Google launched another Doodle

New Google Doodle

The internet search giant Google launched another Google Doodle guessing game Tuesday, with a new interactive Google logo that you can manipulate with your mouse.The giant Google replaced its static logo with a set of dynamic colored balls that make up the Google logo. Move your mouse pointer near the logo and all the balls disperse and don’t settle down until the pointer stops moving.It is a lot of fun to try out, another neat trick is that you can do is to get the balls to move by shaking you browser window.

Many are guessing it’s a celebration of Google’s anniversary. The big company was incorporated on September 7, 1998, the Softpedia points that Google Logo is a JavaScript that has bases the particle movement simulator, and suggesting the logo may be in honor of a sicentific achievement or notable personality.If you remember that Google released a series of Sci-Fi, related Google Doodles in 2009 September, celebrated the 143rd B-Day, of autor H.G. Well, this may be the first Google Doodle in a series of tributes just like last year.
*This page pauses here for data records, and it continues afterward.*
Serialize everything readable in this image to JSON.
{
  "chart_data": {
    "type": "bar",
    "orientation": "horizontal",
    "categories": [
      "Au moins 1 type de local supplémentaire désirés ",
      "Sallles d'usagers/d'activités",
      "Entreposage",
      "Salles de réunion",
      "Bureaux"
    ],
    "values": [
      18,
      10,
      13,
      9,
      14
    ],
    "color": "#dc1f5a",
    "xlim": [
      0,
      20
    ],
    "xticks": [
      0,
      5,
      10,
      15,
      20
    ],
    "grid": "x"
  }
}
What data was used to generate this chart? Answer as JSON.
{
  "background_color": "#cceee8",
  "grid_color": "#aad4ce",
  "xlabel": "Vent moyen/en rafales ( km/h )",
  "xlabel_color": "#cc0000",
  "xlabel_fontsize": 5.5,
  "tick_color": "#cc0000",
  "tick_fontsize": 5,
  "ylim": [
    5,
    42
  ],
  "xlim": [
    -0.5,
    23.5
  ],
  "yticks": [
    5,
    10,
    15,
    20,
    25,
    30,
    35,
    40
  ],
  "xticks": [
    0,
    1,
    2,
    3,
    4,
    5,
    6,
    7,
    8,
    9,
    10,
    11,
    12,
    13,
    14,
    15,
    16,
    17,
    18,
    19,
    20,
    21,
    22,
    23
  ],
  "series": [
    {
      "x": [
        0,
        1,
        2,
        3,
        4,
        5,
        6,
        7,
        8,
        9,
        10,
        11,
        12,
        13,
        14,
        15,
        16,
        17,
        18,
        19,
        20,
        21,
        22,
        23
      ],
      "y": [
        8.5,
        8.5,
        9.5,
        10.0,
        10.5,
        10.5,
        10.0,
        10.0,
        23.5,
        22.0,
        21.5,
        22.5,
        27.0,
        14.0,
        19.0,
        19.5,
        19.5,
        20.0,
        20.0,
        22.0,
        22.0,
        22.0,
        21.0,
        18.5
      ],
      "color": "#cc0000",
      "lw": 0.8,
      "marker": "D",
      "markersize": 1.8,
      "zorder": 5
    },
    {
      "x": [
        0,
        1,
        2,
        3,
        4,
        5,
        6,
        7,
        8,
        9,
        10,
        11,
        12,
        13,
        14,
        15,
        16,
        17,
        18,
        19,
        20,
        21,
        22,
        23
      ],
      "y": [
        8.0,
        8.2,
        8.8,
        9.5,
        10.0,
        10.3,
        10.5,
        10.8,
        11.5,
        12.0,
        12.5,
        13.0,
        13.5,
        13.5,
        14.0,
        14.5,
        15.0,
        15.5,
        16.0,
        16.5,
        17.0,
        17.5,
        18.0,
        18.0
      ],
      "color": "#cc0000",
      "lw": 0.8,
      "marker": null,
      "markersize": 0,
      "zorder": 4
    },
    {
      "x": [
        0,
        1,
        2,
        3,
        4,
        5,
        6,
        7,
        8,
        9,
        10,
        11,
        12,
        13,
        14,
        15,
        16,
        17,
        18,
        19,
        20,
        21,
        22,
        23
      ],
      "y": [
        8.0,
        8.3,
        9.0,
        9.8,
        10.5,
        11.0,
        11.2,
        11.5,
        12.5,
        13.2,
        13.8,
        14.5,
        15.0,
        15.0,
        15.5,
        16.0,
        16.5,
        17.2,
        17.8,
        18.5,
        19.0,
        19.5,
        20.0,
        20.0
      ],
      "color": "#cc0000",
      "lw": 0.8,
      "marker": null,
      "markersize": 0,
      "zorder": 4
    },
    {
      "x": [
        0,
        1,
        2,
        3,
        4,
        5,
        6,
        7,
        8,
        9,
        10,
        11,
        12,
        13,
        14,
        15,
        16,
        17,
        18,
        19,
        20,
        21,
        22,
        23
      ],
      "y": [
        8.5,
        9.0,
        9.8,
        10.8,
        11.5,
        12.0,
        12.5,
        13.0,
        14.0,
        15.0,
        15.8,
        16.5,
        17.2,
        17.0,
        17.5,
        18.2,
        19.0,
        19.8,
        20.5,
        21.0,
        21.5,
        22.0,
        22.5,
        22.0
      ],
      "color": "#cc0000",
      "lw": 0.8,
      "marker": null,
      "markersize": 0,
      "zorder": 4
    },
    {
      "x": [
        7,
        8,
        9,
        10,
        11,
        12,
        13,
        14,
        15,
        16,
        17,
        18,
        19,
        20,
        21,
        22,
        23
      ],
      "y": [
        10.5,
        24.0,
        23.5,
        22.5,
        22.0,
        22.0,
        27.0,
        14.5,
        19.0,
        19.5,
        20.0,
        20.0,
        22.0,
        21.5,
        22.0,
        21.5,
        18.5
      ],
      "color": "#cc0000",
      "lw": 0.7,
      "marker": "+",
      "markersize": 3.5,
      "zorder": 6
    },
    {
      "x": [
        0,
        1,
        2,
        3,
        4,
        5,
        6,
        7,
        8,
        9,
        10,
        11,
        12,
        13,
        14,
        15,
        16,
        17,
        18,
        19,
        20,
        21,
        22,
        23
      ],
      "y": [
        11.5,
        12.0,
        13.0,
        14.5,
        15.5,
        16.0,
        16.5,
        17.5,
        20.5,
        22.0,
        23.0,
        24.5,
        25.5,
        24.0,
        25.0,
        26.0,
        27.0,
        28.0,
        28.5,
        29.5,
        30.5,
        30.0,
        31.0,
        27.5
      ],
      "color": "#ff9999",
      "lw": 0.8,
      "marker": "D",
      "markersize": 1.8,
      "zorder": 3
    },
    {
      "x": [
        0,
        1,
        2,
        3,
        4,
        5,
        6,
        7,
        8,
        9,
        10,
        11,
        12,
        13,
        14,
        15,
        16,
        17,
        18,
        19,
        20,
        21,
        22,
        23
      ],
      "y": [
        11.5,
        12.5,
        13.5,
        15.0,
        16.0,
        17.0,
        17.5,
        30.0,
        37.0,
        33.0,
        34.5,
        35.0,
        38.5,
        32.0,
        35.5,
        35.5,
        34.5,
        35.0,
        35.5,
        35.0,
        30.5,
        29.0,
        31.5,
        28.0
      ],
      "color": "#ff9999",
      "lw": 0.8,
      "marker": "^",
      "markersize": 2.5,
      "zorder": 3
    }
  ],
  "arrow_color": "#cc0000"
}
The search giant’s design team used this  occasion to show off the capabilities of modern Web technologies.The logo uses HTML 5 and JavaScript to create the particle simulator effect.
And this is the fourth interactive design that Google has used on its front page. In January the search giant celebrate Isaac Newton’s birthday with a falling apple animation, according to Search Engine Land. In May, Google turned its logo into a Pac-Man game to celebrate the iconic video game’s 30th anniversary.

Recently, the Google logo was changed to an interactive Buckyball on September 4 to celebrate the 25th anniversary of its discovery.

The Buckyball, is also known as the Buckminsterfullerene C60 is a molecule made entirely of carbon. This was named after the engineer and architect Richard Buckminster Fuller who invented the geodesic dome. This was the one of many tech-related silver anniversaries being celebrated in 2010.

JavaScript was first released on 1995 September under the name LiveScript as part of Netscape Navigator 2.0, according to JavaScript Basics by Christian Wenz, maybe this doodle has something to do with the 15th anniversary of JavaScript.